DETROIT >> You’d watch them before games during the AL Division Series, two pitchers who, at the beginning of the year, were expected to be veteran stalwarts in the rotation, putting on their practice gear, grabbing their gloves, bands and weighted balls, heading out to get their work in.

All revved up with no place really to go.

By the end, Kenta Maeda and Casey Mize, both left off the playoff roster in the ALDS, were reduced to throwing just-in-case bullpens and live BPs.

You couldn’t help wondering what the future holds for both in Detroit.

Maeda, one of the rare players to get a multi-year deal out of president Scott Harris, is on the books for $10 million next season. Mize, the former first-overall pick, will hit arbitration again after the Tigers decline the $3.1 million club option they had no intention of ever picking up, even when they threw it in to avoid arbitration last winter.

The expectation is that both will report to spring training in February, neither with a guaranteed role or roster spot. Those will have to be earned.

Let’s start with Maeda. He was pulled out of the rotation after 17 starts. His ERA was 7.42, his WHIP 1.564 and opponents were hitting .303 and slugging .539 against him. Not good. He was moved into a bulk reliever role and whether it was coincidental or cause-and-effect, his stuff got better and his results got better.

In 12 relief appearances, he posted a 3.86 ERA and a 1.071 WHIP.Harris has put some of the blame for Maeda’s struggles on himself. When the Tigers signed Jack Flaherty, there was a full-court press from the pitching department to give him an off-season battle plan, a prescription to fix what was ailing him in St. Louis and in Baltimore the year before.
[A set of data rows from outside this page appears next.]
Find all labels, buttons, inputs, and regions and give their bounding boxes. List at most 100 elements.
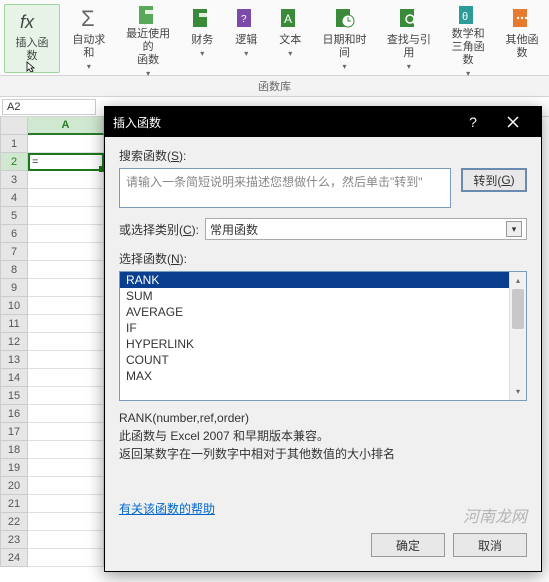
- select-function-label: 选择函数(N):: [119, 250, 527, 267]
- cell[interactable]: [28, 513, 104, 531]
- svg-text:fx: fx: [20, 12, 35, 32]
- cell[interactable]: [28, 243, 104, 261]
- list-item[interactable]: SUM: [120, 288, 509, 304]
- cell[interactable]: [28, 189, 104, 207]
- svg-text:θ: θ: [462, 11, 468, 23]
- row-header[interactable]: 4: [0, 189, 28, 207]
- cell[interactable]: [28, 171, 104, 189]
- category-select[interactable]: 常用函数 ▾: [205, 218, 527, 240]
- chevron-down-icon: ▾: [244, 47, 248, 60]
- scroll-thumb[interactable]: [512, 289, 524, 329]
- row-header[interactable]: 19: [0, 459, 28, 477]
- svg-text:Σ: Σ: [81, 6, 95, 30]
- scroll-down-icon[interactable]: ▾: [510, 383, 526, 400]
- insert-function-dialog: 插入函数 ? 搜索函数(S): 请输入一条简短说明来描述您想做什么，然后单击"转…: [104, 106, 542, 572]
- cell[interactable]: [28, 495, 104, 513]
- cells-area[interactable]: =: [28, 135, 104, 567]
- cell[interactable]: [28, 369, 104, 387]
- ribbon-more[interactable]: 其他函数: [495, 2, 549, 75]
- scrollbar[interactable]: ▴ ▾: [509, 272, 526, 400]
- row-header[interactable]: 18: [0, 441, 28, 459]
- ribbon-recent[interactable]: 最近使用的 函数 ▾: [116, 2, 180, 75]
- cell[interactable]: [28, 549, 104, 567]
- row-header[interactable]: 5: [0, 207, 28, 225]
- ribbon-logical[interactable]: ? 逻辑 ▾: [224, 2, 268, 75]
- cell[interactable]: [28, 531, 104, 549]
- col-header-a[interactable]: A: [28, 117, 104, 135]
- help-link[interactable]: 有关该函数的帮助: [119, 500, 527, 517]
- list-item[interactable]: COUNT: [120, 352, 509, 368]
- col-headers-and-cells: A =: [28, 117, 104, 567]
- row-header[interactable]: 3: [0, 171, 28, 189]
- scroll-up-icon[interactable]: ▴: [510, 272, 526, 289]
- select-all-corner[interactable]: [0, 117, 28, 135]
- cell[interactable]: [28, 441, 104, 459]
- row-header[interactable]: 23: [0, 531, 28, 549]
- logical-icon: ?: [230, 4, 262, 32]
- ok-button[interactable]: 确定: [371, 533, 445, 557]
- name-box[interactable]: A2: [2, 99, 96, 115]
- list-item[interactable]: RANK: [120, 272, 509, 288]
- cell[interactable]: [28, 387, 104, 405]
- ribbon-datetime[interactable]: 日期和时间 ▾: [312, 2, 376, 75]
- dialog-titlebar[interactable]: 插入函数 ?: [105, 107, 541, 137]
- ribbon-financial[interactable]: 财务 ▾: [180, 2, 224, 75]
- cell[interactable]: [28, 207, 104, 225]
- row-header[interactable]: 8: [0, 261, 28, 279]
- cell[interactable]: [28, 405, 104, 423]
- list-item[interactable]: MAX: [120, 368, 509, 384]
- row-header[interactable]: 21: [0, 495, 28, 513]
- cell[interactable]: [28, 423, 104, 441]
- chevron-down-icon: ▾: [506, 221, 522, 237]
- close-button[interactable]: [493, 107, 533, 137]
- row-header[interactable]: 15: [0, 387, 28, 405]
- row-header[interactable]: 14: [0, 369, 28, 387]
- row-header[interactable]: 11: [0, 315, 28, 333]
- cell[interactable]: [28, 459, 104, 477]
- financial-icon: [186, 4, 218, 32]
- row-header[interactable]: 24: [0, 549, 28, 567]
- cell[interactable]: [28, 135, 104, 153]
- row-header[interactable]: 20: [0, 477, 28, 495]
- row-header[interactable]: 1: [0, 135, 28, 153]
- chevron-down-icon: ▾: [146, 67, 150, 80]
- ribbon-lookup[interactable]: 查找与引用 ▾: [377, 2, 441, 75]
- row-header[interactable]: 22: [0, 513, 28, 531]
- ribbon-autosum[interactable]: Σ 自动求和 ▾: [62, 2, 116, 75]
- row-header[interactable]: 12: [0, 333, 28, 351]
- ribbon-label: 最近使用的 函数: [122, 28, 174, 67]
- list-item[interactable]: HYPERLINK: [120, 336, 509, 352]
- cell[interactable]: [28, 477, 104, 495]
- go-button[interactable]: 转到(G): [461, 168, 527, 192]
- row-header[interactable]: 6: [0, 225, 28, 243]
- cell[interactable]: [28, 351, 104, 369]
- cell[interactable]: [28, 297, 104, 315]
- function-listbox[interactable]: RANKSUMAVERAGEIFHYPERLINKCOUNTMAX ▴ ▾: [119, 271, 527, 401]
- ribbon-label: 查找与引用: [383, 34, 435, 60]
- cell[interactable]: [28, 333, 104, 351]
- row-header[interactable]: 7: [0, 243, 28, 261]
- ribbon-text[interactable]: A 文本 ▾: [268, 2, 312, 75]
- dialog-title: 插入函数: [113, 114, 453, 131]
- list-item[interactable]: IF: [120, 320, 509, 336]
- ribbon-math[interactable]: θ 数学和 三角函数 ▾: [441, 2, 495, 75]
- row-header[interactable]: 2: [0, 153, 28, 171]
- cancel-button[interactable]: 取消: [453, 533, 527, 557]
- cell[interactable]: [28, 261, 104, 279]
- cell[interactable]: [28, 225, 104, 243]
- help-button[interactable]: ?: [453, 107, 493, 137]
- ribbon-insert-function[interactable]: fx 插入函数: [4, 4, 60, 73]
- row-header[interactable]: 16: [0, 405, 28, 423]
- search-input[interactable]: 请输入一条简短说明来描述您想做什么，然后单击"转到": [119, 168, 451, 208]
- desc-line: 此函数与 Excel 2007 和早期版本兼容。: [119, 427, 527, 445]
- row-header[interactable]: 17: [0, 423, 28, 441]
- row-headers: 123456789101112131415161718192021222324: [0, 117, 28, 567]
- cell[interactable]: [28, 279, 104, 297]
- row-header[interactable]: 10: [0, 297, 28, 315]
- cell[interactable]: [28, 315, 104, 333]
- row-header[interactable]: 9: [0, 279, 28, 297]
- function-description: RANK(number,ref,order) 此函数与 Excel 2007 和…: [119, 409, 527, 463]
- row-header[interactable]: 13: [0, 351, 28, 369]
- list-item[interactable]: AVERAGE: [120, 304, 509, 320]
- active-cell[interactable]: =: [28, 153, 104, 171]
They didn’t do that for Maeda.

Maeda will turn 37 in April and will be three years removed from Tommy John surgery, which he had at age 34. The Tigers aren’t planning to use the bulk reliever strategy going into next season. They want Maeda to show up ready to claim a rotation spot.

“There is absolutely a place for him on this team,” Harris said. “He’s demonstrated that he can help any big-league team. He’s still really talented. I think he can be a better strike-thrower. His execution can improve. But it starts with his stuff.

“We talked to him about making some changes to his offseason and we’re going to better support him so that the version that shows up in Lakeland is similar to the version that’s made him a successful starting pitcher in this league before.”

Mize’s case is different. Where Maeda struggled to find his stuff, Mize arguably, after missing two seasons with back and elbow surgeries, came into the season with the best stuff of his life. His struggle became how best to use it.

His four-seam fastball averaged 95.5 mph. That’s 2 mph firmer than his four-seamer pre-surgery. And with his elite 7-1 extension and increased spin and ride through the zone, it should have been a game-changer for him.

It wasn’t. It had a minus-1 run value, per Statcast, with a low 20% whiff rate and 19% strikeout rate. Part of that was command; part of it was hitters not honoring his secondary pitches and sitting on the heater.

Mize did produce a 50% ground ball rate, but the 44% hard-hit rate ranked in the bottom-8 percentile in baseball.

“He still has all the God-given ability in the world,” Harris said. “He is one of the more determined workers we have in our clubhouse. ... He has the ability and he has the work ethic.”